Gran Gran’s insensitivity toward Aang and lack of scenes with her grandchildren make her a much meaner and less likable character. And that’s without going into her hiding her waterbending scroll from Katara for most of her life — a decision understandably based in fear, but which still feels incongruous with her original characterization. Again, changes are inevitable and necessary when adapting anything, but Netflix’s live-action “Avatar” makes too many beloved characters unnecessarily cruel.

We see this again with King Bumi (Utkarsh Ambudkar), who’s downright derisive of Aang despite their past friendship. In the cartoon, he’s a firm believer in neutral jing, the idea that you shouldn’t force a fight until the time is right.

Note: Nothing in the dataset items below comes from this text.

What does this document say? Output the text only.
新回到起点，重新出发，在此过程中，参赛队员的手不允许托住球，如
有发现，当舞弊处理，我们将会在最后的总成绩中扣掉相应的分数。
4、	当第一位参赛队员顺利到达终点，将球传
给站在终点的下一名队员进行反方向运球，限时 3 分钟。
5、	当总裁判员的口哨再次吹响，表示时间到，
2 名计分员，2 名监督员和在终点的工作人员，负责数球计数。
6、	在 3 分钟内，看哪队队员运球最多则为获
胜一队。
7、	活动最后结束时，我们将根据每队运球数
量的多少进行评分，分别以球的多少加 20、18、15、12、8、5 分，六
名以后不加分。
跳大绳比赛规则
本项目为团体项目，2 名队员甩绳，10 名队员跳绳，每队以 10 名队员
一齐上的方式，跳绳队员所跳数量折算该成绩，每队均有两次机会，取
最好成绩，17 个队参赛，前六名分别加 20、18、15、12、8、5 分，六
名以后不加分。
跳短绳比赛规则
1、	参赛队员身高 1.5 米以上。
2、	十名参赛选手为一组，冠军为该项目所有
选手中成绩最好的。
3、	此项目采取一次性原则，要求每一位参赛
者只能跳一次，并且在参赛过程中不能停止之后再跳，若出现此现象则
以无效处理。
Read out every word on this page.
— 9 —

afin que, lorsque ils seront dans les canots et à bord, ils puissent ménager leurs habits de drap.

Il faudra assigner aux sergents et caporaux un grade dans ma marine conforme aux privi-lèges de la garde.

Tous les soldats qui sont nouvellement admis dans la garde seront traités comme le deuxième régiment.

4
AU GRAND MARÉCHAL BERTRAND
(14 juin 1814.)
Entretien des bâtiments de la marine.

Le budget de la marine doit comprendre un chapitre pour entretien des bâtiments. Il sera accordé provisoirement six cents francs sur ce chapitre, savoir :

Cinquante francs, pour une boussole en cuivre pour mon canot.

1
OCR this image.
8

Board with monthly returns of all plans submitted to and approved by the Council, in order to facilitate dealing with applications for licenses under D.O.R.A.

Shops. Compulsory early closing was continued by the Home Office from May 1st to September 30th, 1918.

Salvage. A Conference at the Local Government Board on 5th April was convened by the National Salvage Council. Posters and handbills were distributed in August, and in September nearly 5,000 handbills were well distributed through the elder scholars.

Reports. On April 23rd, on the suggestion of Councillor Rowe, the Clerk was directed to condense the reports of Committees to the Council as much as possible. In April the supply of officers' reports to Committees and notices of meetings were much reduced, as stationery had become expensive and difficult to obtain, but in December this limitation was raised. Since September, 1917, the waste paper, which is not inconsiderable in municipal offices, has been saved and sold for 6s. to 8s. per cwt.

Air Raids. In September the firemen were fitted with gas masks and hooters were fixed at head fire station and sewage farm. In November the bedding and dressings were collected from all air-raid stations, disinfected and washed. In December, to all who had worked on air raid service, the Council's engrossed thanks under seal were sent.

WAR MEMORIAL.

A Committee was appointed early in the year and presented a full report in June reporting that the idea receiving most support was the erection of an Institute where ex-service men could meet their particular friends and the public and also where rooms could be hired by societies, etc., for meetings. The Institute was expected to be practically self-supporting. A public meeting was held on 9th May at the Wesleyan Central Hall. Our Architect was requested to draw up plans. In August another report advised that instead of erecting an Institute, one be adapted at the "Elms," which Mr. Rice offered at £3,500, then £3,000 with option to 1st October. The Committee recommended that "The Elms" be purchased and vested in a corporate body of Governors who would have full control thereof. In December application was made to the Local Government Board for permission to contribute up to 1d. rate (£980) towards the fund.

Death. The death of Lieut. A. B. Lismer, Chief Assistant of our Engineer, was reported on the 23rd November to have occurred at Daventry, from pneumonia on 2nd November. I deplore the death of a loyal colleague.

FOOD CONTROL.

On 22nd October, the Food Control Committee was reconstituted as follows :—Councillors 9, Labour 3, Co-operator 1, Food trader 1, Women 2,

In the Netflix version, he rants to Aang about war and challenges him to a duel to the death.

Avatars Kyoshi (Yvonne Chapman) and Kuruk (Meegwun Fairbrother) offer Aang very little sympathy, despite their own trials and the fact that his disappearance wasn’t his fault. Even Sokka and Katara’s father Hakoda (Joel Montgrand) is shown to be kind of mean. For as much as the Netflix adaptation seems interested in toning down characters’ more problematic qualities, it’s curiously willing to make those same characters vaguely unfeeling.